# The Doctors Ambulance in Orange County CA



## Matt Colb (Dec 15, 2010)

Hey everyone, 

So I got my email from CARE ambulance today saying "After thorough consideration of your skills and qualifications, we have determined that there are other candidates that more closely match our needs." I am a bit discouraged as this was my first application and interview, and I thought I nailed every part of it. Not sure what they were looking for. Maybe because I am only 20 years old? Not sure. Anyway. I would like to apply to "The Doctors Ambulance"... They are a 911 and IFT out of Laguna Hills about 5 minutes outside of Irvine. I love the professionalism there. But my question is do any of you work there or have heard of it? I was reading that just 10 days ago AMR bought the company, but they will continue to be named DOCTORS. Whats that mean for employment?

Also. Does anyone know of any other professional ambulance companies that do 911 in the Orange County area?

I have my OC accred. and everything.


----------



## TransportJockey (Dec 15, 2010)

I'd say the main problem is that Youre twenty. In most service that means you can't drive which makes you much less useful to them.


----------



## Matt Colb (Dec 15, 2010)

How come it means I cant drive? I have seen that before from a lot of different places. What does it mean. When I lived in Northern CA it was a lot more strict. In SOCAL it is alot less of a matter if your not 21


----------



## TransportJockey (Dec 15, 2010)

A lot of services say twenty one and over to drive due to their insurance policies. And if you have any tickets all that can contribute as well.


----------



## Matt Colb (Dec 15, 2010)

I have 1 ticket on my record that I got 2 years ago. Could that be something that is keeping me back?


----------



## MusicMedic (Dec 16, 2010)

Matt Colb said:


> I have 1 ticket on my record that I got 2 years ago. Could that be something that is keeping me back?



Doctors ambulance requires you to be 21 to work there.. the only reason they(and other companies) do this is because of Insurance requirements.. Insurance is cheaper for people who are older.. because they are more "Responsible" Drivers.. and companies want to save money.. 

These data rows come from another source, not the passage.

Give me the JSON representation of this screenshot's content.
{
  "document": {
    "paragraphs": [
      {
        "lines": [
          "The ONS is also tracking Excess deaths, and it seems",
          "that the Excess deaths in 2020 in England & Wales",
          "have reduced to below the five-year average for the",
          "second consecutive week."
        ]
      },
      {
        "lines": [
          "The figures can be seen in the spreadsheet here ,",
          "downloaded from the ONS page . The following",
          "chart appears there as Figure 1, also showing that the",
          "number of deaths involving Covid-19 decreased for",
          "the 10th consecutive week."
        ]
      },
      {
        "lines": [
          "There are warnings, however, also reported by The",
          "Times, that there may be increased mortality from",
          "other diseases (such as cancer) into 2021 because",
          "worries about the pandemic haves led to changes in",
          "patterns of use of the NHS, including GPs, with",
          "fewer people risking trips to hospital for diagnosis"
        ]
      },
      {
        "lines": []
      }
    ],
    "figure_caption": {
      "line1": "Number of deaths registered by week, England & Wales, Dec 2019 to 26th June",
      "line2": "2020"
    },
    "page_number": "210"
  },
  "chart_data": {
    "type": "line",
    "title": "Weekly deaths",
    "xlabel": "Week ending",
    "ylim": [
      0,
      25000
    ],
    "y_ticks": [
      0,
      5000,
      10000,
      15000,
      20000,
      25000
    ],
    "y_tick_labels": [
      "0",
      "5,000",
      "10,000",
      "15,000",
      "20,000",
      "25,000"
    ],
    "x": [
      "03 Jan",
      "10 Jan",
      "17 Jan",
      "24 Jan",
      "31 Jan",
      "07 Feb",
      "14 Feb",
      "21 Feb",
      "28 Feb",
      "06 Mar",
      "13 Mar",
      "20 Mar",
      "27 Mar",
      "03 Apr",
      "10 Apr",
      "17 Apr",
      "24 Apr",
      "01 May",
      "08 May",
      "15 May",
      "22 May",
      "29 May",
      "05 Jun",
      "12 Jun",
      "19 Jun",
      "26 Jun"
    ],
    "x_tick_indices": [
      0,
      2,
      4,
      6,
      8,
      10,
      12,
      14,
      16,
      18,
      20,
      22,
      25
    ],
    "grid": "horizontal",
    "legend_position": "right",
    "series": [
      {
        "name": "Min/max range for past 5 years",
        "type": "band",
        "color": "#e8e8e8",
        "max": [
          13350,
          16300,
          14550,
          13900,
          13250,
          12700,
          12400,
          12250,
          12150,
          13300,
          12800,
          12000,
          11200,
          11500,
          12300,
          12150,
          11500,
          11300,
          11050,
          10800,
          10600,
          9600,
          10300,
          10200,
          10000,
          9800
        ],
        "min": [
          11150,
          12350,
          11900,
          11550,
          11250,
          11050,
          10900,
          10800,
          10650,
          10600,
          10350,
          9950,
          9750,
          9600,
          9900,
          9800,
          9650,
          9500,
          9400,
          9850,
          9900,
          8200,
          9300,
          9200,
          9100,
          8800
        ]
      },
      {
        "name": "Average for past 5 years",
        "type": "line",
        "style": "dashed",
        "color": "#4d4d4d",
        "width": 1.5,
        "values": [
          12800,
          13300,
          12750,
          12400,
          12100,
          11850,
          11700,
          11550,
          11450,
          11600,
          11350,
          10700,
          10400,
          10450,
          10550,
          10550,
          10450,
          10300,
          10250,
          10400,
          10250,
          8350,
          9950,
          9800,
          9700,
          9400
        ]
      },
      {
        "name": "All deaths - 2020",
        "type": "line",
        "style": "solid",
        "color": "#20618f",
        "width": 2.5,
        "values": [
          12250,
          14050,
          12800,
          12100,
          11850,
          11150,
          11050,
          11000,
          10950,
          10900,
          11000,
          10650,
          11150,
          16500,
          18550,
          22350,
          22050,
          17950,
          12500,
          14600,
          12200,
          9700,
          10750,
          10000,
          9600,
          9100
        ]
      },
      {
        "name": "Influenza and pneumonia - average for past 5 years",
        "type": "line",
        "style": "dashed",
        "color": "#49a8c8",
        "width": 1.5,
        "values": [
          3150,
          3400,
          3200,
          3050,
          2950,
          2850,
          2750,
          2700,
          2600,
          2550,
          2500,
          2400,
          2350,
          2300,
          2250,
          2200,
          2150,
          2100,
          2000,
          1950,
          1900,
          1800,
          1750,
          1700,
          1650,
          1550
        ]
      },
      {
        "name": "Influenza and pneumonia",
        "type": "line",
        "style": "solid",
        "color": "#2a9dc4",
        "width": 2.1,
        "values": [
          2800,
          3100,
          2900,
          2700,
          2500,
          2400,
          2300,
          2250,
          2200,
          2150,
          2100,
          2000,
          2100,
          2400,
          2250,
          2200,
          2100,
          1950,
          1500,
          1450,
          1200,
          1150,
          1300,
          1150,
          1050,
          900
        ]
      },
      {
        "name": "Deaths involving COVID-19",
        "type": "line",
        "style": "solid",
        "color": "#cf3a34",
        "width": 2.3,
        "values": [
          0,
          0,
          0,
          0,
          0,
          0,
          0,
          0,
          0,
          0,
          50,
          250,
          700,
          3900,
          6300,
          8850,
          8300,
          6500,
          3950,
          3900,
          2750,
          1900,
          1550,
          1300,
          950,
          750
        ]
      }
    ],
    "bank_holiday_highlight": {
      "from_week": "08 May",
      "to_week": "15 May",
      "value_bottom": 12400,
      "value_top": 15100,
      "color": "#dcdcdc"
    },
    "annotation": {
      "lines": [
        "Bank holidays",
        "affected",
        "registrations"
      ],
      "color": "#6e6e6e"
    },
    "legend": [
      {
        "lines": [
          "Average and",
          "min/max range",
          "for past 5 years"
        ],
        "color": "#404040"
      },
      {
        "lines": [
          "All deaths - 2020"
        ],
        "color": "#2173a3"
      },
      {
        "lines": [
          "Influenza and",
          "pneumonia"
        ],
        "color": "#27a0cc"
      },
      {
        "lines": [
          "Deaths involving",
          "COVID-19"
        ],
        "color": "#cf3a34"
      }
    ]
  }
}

With this economy and overflow of EMT's in the market, there is a lot of candidates, so companies tend to choose the ones that are most qualified.. since they have such a broad selection to choose from

so yes your ticket could also be holding you back.. is the ticket on your record as a Point? or did you go to Traffic school to get it expunged?


----------



## EMT11KDL (Dec 16, 2010)

I work for two different agencies.  I am also 20 years old.  One agency I have been driving for since I was 18, but I had to pass the EVOC first.  The other agency (I volunteer with) I cannot drive due to insurance.  But I am one of like 4 people who have there EVOC for the state of Idaho.  Do I agree with this that I cannot drive, NO.  but its the rule.


----------



## Matt Colb (Dec 16, 2010)

It is just discouraging because I know I can handle the situations. I just hate the feeling of not being able to do something even though I am prepared for it. Or so I think. What are other jobs a young EMT like me can do?


----------